Kur'an-ı Kerim ve Türkçe Meali Sayfa 24
154. Allah yolunda öldürülenlere “onlar öldü gitti” demeyiniz. Hayır, onlar yaşıyor, ama siz farkında değilsiniz.
155. Muhakkak ki, ölüm tehlikesiyle, korku ve açlıkla, mal, can ve yiyecek içecek gibi ürünlerin azaltılmasıyla sizi sınayacağız. Ama zorluklara karşı sabredip sebat ve dayanıklılık gösterenlere iyliklerin geleceğini müjdele.

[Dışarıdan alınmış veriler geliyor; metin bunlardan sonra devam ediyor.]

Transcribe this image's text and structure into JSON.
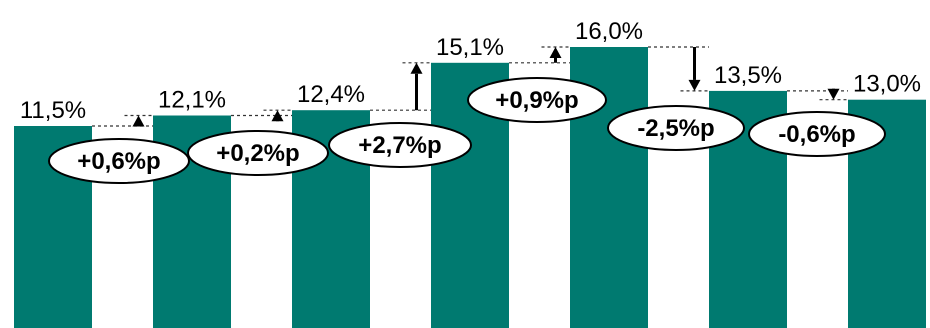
{
  "chart_data": {
    "type": "bar",
    "values": [
      11.5,
      12.1,
      12.4,
      15.1,
      16.0,
      13.5,
      13.0
    ],
    "value_labels": [
      "11,5%",
      "12,1%",
      "12,4%",
      "15,1%",
      "16,0%",
      "13,5%",
      "13,0%"
    ],
    "ylim": [
      0,
      16.0
    ],
    "grid": false,
    "legend": "none",
    "bar_color": "#007A70",
    "changes": [
      {
        "label": "+0,6%p",
        "direction": "up"
      },
      {
        "label": "+0,2%p",
        "direction": "up"
      },
      {
        "label": "+2,7%p",
        "direction": "up"
      },
      {
        "label": "+0,9%p",
        "direction": "up"
      },
      {
        "label": "-2,5%p",
        "direction": "down"
      },
      {
        "label": "-0,6%p",
        "direction": "down"
      }
    ]
  }
}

156. Ki onların başına bir sıkıntı ve hoşa gitmeyen bir şey geldiğinde: “Bizi var eden Allah'tır veya varlığımız Allah içindir, sonunda O'na dönecek ve hesaba çekileceğiz” derler.
157. İşte Rablerinden bağışlama ve rahmet onlaradır. Ve doğru yolu bulanlar da onlardır.
158. O halde unutmayın, Allah'ın insanlığa sunduğu sembollerden biri de Safâ ile Merve'dir. Bu sebeple hac veya umre maksadıyla Kâbe'ye gelenlerin, bu ikisi arasında gidip gelmelerinde bir mahzur yoktur. Zira kişi gönlünden koparak iyiliği artırırsa bilsin ki Allah, şükre bol karşılık verendir ve herşeyi bilendir.
159. Bakın katımızdan indirdiğimiz hakikatın ve rehberliğin delilini, ilâhî kelam aracılığıyla insanların önüne koyduktan sonra, onu gizleyip örtbas edenlere gelince: İşte onlardır Allah'ın lanet edip rahmetten uzak tutacağı ve herkesin de Allah'ın rahmetinden uzak kalmasını isteyeceği kimseler.
160. Ancak tevbe edenler, durumlarını düzeltenler ve tebliğ edilen gerçekleri önce gizledikleri halde, pişman olup tekrar insanlara duyuranlar bunun dışındadırlar: Onların tevbesini kabul edeceğim, zira yalnızca benim, tevbeleri kabul eden ve çokça acıyan.
161. Allah'tan gelen gerçekleri örtbas edip bu hal üzere ölenlere gelince: Onların cezası, Allah'ın, meleklerin ve tüm insanların lanetine, yani Allah'ın rahmetinden uzak kalmaları ilencine uğramalarıdır.
162. Onlar ebediyen lanet içinde kalırlar. Onlardan azap da hafifletilmez, yüzlerine de bakılmaz.
163. Sizin ilahınız, tek bir ilahtır. O'ndan başka gerçek ilah yoktur. O dünyada herkese, ahirette sadece mü'minlere rahmet eden tek Allah'tır.